The dashboard features a 6-inch digital instrument cluster display mounted on the steering column behind a square-off steering wheel and column shifter, and a 13.2-inch floating infotainment display. The air vents are in a continuous line located at the base of the dashboard and are illuminated by the ambient lighting system. The infotainment system features a Firefly exclusive user interface with a simplified layout features colour theming based on the exterior colour and ambient lighting settings. and features touch gestures for HVAC system and volume adjustment, along with the Lumo voice assistant.

The centre console features a folding armrest revealing a storage bin along with a single cupholder and active cooled wireless charging pad with a drawer underneath, and is disconnected from the dashboard, designed to allow the driver to exit the through the passenger door when parked in tight spaces. Nio says the interior has 27 different storage locations, a 14-speaker 7.1 surround sound system and a fragrance system. It has a panoramic sunroof as standard in China, which is optional in other markets. It also has magnetic mounting points in the front and rear rows for mounting accessories. The door handles, rearview mirror, vanity mirrors, rearview camera mirror, interior lights, speaker grilles, coat hooks, and headrests all feature the pill-shaped design motif.

It has two seat options: one upholstered in microfiber and contrasting leatherette with a heating function; the other is 10-way adjustable and is upholstered in leatherette only with three-hole cluster perforations for its ventilation functions, along with a massaging function for the front row. The dashboard is upholstered in microfiber, and the doors and armrests are upholstered in leatherette. The interior is available in four colours: travertine, pine, plum, and obsidian.

The Firefly EV has a 92 L frunk, and the rear cargo volume is 335 L or 400. L when measured to the ceiling, and over 1253 L with the rear seats folded down. Additionally, there is a 29 L storage space underneath the rear passenger seat, and a 29 L storage space underneath the passenger seat on models without seat ventilation.

== Markets ==
The Firefly first went on sale in China on 29 April 2025. Nio CEO William Li said that Firefly will enter 16 new markets across five continents in 2025, along with countries Nio already has a direct sales presence including Germany, Norway, Sweden, Denmark, the Netherlands, and UAE. It is sold by third party dealers in new markets, including Belgium, Luxembourg, Austria, Hungary, Portugal, Czech Republic, Romania and Norway in Europe, Macau and Singapore in Asia, Costa Rica, Uruguay and Colombia in Latin America. It is due to launch in New Zealand, Australia and the UK sometime in 2026.

== Safety ==
The Firefly achieved a five-star safety rating in 2024 C-NCAP testing, and is equipped with nine airbags along with ADAS systems. The ADAS system is powered by a Horizon Robotics Journey 5 SoC capable of 128 TOPS, and is capable of supervised autonomous driving on highways and other limited-access roads along with fully automated parking.

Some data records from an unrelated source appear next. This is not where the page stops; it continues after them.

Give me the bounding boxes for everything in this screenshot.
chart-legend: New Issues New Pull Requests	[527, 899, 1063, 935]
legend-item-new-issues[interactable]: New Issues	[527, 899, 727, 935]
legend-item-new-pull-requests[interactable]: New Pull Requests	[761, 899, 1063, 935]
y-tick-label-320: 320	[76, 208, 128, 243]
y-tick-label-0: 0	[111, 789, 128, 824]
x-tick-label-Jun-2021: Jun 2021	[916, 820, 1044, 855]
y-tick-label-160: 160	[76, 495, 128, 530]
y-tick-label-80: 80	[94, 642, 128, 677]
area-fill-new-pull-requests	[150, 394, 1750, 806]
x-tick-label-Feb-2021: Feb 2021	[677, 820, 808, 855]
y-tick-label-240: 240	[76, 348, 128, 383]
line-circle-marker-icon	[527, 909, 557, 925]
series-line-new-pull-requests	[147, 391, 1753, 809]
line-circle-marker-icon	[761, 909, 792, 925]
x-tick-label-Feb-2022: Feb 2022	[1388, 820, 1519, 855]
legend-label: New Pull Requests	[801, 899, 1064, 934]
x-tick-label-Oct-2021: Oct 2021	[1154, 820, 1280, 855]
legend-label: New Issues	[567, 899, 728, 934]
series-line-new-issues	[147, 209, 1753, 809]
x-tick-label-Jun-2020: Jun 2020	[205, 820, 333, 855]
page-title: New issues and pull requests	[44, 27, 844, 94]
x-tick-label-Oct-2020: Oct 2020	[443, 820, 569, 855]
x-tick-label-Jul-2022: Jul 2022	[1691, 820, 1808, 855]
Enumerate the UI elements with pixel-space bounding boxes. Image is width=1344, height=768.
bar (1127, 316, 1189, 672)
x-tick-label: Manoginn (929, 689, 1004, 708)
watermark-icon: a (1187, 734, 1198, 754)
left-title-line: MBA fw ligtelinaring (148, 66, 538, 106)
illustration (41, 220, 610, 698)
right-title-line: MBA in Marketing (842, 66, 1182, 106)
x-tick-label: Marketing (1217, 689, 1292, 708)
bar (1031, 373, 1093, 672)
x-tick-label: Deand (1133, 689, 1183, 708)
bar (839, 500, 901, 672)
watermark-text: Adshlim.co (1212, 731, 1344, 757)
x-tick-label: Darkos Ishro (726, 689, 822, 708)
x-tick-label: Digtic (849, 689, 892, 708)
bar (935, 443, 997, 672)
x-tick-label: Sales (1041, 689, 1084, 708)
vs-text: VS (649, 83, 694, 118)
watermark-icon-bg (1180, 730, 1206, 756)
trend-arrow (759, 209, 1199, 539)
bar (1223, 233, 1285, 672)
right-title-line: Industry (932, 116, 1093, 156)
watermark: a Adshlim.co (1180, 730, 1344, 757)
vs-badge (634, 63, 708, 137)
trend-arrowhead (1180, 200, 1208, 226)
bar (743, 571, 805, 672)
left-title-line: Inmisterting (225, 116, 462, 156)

Euro NCAP test results Firefly (LHD) (2025)
| Test | Points | % |
|---|---|---|
| Overall: | Star |  |
| Adult occupant: | 38.8 | 96% |
| Child occupant: | 42.9 | 87% |
| Pedestrian: | 51.7 | 82% |
| Safety assist: | 15.6 | 86% |

C-NCAP (2024) test results 2025 firefly Luminous
| Category |  | % |
|---|---|---|
| Overall: | Star | 89.5% |
| Occupant protection: |  | 94.56% |
| Vulnerable road users: |  | 79.44% |
| Active safety: |  | 88.56% |

== Powertrain ==
The vehicle is powered by a single Nio XPT-manufactured 105 kW rear motor outputting 200. Nm of torque, and power is supplied from a 42.1 kWh swappable LFP battery pack made by Sunwoda, capable of 420. km on the CLTC cycle. It has a peak DC charge rate of 100 kW and can recharge from 10–80% in 29 minutes. The vehicle has a 0–100. km/h time of 8.2 seconds, and a top speed of 150. km/h.

== Sales ==
After deliveries began on 29 April, 231 units were sold in April and 3,680 units were sold in May.